Verdammt sollen all die sein, die es jetzt wagen mir in die Quere zu kommen.

Es wagte sich tatsächlich jemand in ihr Zimmer. Sie kannte den Mann vom sehen. Er war Arzt.

Verschwinden Sie hier und zwar am besten sofort!

Er behielt sie ruhig im Auge. Sie tobte noch immer, wollte ihn eigenhändig aus dem Zimmer werfen, als noch zwei weitere Männer auftauchten, als hätte jemand ihnen ein stummes Kommando gegeben. Sie wusste nicht, was das zu bedeuten hatte. Es war ihr egal. Sie wollte allein sein und toben.

Ich sagte raus!

Die beiden Männer kamen auf sie zu. Sie ließen sich gar nicht beirren. Je näher sie kamen, desto bedrohlicher wirkten sie, obwohl sie schlichte Kleidung trugen. Sie verstand nicht, was der Aufstand sollte, begriff es erst, als es zu spät war, als die beiden sie eisern packten und festhielten. Ein wenig unsanft, aber doch bemüht sie nicht zu verletzen, zwangen sie sie auf das Bett.
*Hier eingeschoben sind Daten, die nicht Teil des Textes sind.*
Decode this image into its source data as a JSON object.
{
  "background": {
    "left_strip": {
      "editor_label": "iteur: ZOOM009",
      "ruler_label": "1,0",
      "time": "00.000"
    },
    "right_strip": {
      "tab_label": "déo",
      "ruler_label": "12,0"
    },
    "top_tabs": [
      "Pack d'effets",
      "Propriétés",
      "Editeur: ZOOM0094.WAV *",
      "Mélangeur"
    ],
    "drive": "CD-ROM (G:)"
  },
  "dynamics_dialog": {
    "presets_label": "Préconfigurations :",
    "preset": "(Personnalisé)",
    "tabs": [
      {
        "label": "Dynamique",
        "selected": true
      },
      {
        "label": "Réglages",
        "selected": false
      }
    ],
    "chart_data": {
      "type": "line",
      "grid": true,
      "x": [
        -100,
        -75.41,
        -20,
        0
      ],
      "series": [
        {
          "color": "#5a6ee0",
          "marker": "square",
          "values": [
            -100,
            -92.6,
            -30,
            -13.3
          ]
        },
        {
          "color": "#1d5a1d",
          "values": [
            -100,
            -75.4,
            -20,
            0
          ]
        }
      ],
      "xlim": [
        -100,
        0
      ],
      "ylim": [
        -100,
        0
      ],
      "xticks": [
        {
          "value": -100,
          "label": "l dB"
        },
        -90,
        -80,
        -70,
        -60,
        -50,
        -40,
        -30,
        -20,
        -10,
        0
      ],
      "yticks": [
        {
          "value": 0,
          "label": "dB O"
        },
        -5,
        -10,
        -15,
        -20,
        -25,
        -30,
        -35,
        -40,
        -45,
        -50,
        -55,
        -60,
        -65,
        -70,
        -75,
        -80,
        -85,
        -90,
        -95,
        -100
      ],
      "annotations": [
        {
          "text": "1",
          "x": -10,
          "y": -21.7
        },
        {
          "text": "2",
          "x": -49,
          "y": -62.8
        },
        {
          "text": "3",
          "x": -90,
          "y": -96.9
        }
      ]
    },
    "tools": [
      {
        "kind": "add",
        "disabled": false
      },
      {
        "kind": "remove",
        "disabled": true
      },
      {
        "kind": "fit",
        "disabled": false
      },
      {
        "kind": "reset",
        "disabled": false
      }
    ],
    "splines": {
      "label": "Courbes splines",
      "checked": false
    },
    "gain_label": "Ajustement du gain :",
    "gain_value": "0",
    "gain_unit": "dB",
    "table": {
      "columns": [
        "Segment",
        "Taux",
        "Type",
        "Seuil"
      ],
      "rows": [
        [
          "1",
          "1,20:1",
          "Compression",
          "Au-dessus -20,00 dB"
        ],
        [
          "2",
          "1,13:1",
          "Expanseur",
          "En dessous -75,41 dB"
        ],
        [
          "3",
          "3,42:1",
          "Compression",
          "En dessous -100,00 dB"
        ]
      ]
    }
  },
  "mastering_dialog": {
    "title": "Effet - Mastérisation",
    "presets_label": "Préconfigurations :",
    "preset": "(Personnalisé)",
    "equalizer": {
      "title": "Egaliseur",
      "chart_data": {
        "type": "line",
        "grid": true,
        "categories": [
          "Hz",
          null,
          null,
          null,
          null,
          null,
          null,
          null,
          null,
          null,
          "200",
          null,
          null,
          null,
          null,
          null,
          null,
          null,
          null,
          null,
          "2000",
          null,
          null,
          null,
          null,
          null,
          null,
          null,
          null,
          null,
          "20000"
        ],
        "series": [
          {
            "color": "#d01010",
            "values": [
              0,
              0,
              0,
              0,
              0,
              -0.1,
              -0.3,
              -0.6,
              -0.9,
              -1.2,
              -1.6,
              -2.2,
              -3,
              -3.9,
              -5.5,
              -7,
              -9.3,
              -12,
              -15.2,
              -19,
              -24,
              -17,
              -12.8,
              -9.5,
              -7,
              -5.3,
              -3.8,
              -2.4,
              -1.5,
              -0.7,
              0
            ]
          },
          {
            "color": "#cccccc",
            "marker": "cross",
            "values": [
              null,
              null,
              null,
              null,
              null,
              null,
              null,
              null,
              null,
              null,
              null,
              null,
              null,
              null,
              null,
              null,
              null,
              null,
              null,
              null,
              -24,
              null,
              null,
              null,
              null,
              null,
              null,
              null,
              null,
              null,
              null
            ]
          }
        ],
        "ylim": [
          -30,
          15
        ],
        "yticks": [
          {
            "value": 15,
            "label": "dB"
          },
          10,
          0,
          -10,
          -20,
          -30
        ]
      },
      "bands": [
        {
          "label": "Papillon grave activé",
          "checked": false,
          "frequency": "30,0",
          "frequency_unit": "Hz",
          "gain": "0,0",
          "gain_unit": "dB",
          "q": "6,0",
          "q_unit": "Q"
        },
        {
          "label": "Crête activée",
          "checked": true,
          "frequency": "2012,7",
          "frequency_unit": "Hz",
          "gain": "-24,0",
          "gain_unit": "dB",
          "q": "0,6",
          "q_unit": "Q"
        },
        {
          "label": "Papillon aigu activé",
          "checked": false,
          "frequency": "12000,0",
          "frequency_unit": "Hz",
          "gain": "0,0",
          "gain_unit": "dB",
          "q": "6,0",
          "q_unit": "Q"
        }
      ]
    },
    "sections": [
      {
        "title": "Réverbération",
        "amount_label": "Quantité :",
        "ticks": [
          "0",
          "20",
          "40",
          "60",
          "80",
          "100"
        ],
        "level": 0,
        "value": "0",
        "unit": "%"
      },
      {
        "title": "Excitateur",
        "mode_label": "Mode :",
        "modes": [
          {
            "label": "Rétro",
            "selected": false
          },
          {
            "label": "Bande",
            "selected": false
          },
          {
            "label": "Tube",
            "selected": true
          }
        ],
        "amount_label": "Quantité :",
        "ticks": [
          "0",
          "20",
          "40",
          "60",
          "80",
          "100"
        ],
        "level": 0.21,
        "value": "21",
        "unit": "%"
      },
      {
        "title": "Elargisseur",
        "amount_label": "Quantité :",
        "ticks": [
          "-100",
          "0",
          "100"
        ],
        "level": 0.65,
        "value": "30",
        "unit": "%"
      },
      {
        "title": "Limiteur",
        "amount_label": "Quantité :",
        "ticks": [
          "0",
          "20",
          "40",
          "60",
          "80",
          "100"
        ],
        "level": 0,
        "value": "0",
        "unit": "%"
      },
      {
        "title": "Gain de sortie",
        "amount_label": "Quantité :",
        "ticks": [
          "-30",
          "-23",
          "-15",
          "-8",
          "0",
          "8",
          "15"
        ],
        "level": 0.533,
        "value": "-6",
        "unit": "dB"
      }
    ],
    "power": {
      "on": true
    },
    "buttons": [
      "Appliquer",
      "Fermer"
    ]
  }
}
Der Arzt kam näher. In seinem Gesicht spiegelte sich Bedauern wieder. Er sprach leise zu ihr. Erklärte ihr, dass er ihr etwas spritzen würde, damit sie einschlief, dass ihr Körper den Schlaf brauchte. Sie wollte nicht schlafen, doch ihr Körper war entkräftet. Sie hatte nicht gegessen, nicht geschlafen. Die Männer hielten sie eisern fest, sodass der Arzt die Spritze setzen konnte. Sie spürte die Wirkung schneller, als sie es für möglich gehalten hatte.

Verdammt, wer hatte diesen scheiß Arzt gerufen?

Sie dämmerte einfach weg, in einen traumlosen Schlaf, den sie zweifellos dem Medikament zu verdanken hatte, welches durch ihre Adern rann.